Every 10 years the population of a city is five-fourths of what it was 10 years before.

Question

I am working through Serge Lang's "Basic mathematics", currently on chapter 1, Section 5 question 21.

The part that troubles me is, when I asked someone I know how to solve this, they suggested using logarithm's, except in Lang's book, logarithm's are not until Chapter 13.

So obviously another way exists which I can't figure out.

What would be the best way to solve this assuming one hasn't yet learned log's?

Question:

Every 10 years the population of a city is five-fourths of what it was 10 years before.

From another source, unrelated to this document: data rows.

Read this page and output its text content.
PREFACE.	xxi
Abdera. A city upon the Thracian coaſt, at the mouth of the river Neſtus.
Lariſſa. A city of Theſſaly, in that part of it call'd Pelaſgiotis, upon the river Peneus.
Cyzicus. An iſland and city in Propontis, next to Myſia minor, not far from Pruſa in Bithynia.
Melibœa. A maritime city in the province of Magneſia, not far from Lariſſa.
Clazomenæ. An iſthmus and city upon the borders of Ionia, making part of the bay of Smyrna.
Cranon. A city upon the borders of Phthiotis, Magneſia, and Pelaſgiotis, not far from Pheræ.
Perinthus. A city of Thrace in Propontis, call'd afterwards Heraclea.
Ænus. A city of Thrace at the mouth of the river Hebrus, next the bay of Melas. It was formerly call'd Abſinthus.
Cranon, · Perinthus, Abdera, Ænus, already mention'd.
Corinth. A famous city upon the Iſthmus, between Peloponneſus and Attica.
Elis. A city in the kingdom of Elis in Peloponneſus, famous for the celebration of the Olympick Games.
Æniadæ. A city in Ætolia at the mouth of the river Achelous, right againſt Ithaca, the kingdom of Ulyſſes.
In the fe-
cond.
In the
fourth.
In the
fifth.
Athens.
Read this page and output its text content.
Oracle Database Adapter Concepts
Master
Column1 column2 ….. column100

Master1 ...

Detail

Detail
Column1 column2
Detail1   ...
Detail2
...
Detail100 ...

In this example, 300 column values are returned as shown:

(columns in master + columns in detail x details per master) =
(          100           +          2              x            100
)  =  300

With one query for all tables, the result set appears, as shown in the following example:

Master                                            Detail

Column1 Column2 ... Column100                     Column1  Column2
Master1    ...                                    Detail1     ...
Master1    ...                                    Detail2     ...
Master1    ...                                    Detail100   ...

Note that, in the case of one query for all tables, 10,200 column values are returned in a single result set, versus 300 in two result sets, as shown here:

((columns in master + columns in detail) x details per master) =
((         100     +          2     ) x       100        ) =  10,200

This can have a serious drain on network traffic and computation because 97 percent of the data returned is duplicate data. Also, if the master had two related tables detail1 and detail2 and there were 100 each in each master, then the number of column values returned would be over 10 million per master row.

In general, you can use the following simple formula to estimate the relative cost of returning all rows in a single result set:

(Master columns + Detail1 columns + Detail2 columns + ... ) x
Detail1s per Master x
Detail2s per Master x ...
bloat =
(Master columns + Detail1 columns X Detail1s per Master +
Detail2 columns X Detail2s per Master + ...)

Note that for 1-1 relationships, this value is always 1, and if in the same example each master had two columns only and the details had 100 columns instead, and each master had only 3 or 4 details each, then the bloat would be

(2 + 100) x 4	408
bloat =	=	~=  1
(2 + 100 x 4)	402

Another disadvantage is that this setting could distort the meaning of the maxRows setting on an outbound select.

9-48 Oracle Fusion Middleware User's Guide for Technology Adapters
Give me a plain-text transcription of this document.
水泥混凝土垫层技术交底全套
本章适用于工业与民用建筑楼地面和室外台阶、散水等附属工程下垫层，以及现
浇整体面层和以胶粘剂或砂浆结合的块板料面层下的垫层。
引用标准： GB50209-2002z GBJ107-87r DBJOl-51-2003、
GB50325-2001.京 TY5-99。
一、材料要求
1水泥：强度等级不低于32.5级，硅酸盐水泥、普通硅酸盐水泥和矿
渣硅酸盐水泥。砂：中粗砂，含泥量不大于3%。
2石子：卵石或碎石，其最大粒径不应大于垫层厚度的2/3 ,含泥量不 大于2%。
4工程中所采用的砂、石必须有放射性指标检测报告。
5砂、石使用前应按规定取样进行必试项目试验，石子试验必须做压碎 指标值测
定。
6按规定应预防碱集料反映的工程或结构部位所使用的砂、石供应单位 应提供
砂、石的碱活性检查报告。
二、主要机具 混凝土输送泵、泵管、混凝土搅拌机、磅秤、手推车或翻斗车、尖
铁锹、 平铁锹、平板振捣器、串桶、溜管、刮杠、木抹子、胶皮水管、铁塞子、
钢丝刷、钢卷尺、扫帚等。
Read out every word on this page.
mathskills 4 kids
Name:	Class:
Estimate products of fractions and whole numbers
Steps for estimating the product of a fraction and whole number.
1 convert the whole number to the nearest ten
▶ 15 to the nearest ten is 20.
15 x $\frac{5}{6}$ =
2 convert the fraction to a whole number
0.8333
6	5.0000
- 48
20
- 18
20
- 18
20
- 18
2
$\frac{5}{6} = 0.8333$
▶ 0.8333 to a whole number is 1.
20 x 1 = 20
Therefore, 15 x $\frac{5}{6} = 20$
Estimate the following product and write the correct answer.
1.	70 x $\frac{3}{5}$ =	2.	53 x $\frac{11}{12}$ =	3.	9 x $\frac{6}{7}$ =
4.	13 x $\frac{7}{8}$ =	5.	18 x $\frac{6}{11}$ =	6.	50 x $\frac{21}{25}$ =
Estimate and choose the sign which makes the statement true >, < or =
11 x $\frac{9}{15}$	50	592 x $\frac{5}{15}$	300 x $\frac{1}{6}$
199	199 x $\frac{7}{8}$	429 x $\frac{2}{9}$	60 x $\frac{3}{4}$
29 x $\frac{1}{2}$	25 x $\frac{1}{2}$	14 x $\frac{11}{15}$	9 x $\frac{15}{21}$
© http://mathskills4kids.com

A) How many years does it take before the population doubles?

B) Before it triples?

Answer 1

The easiest way to do this is to come up with a formula for the change in the population after $n$ years, and then try and figure out what whole number you have to plug in to $n$ so the change is atleast 2, and then atleast 3.

EDIT: the $A(t)=A_0*(1-r)^{t/p}$ is very similar to what you will have to use, but that is for some value that is decreasing by $r$ every $p$ years. So if the population of the city was decreasing by $\frac{1}{3}$ you would get a formula of $A(t)=A_0 \cdot (1-\frac {1}{3})^{t/10}=A_0 \cdot (\frac {2}{3})^{t/10}$. Can you modify that, or find the right formula, when the population is increasing?

Answer 2

Given the formula for a geometric sequence: $\{a_n\} = a_1 * r^{n}$, you can find an equation for it. Let $r = \frac54$ and call $n$ $x$ and $a_1$ is the initial population. You get: $$A = a_1*\left(\frac54\right)^{x}$$ where $x$ is the number of years passed (multiplies $a_1$ by $\frac54$ each year). To find $x$ when $A = 2a_1$: $$2a_1=a_1*\left(\frac54\right)^x$$$$2=\left(\frac54\right)^x$$ test the equation for $x = {1,2,3,4}$ (multiply $\frac54$ by itself ${1,2,3,4}$ times) and you will see that $3<x<4$ so the answer is $4$ because you are asked to find an integer amount of years. If you want to solve for the exact answer, you do have to use a logarithm:$$\log_{\frac54}2=x$$$$\frac{\log_{10}2}{\log_{10}{\frac54}} = x$$$$x\approx3.1$$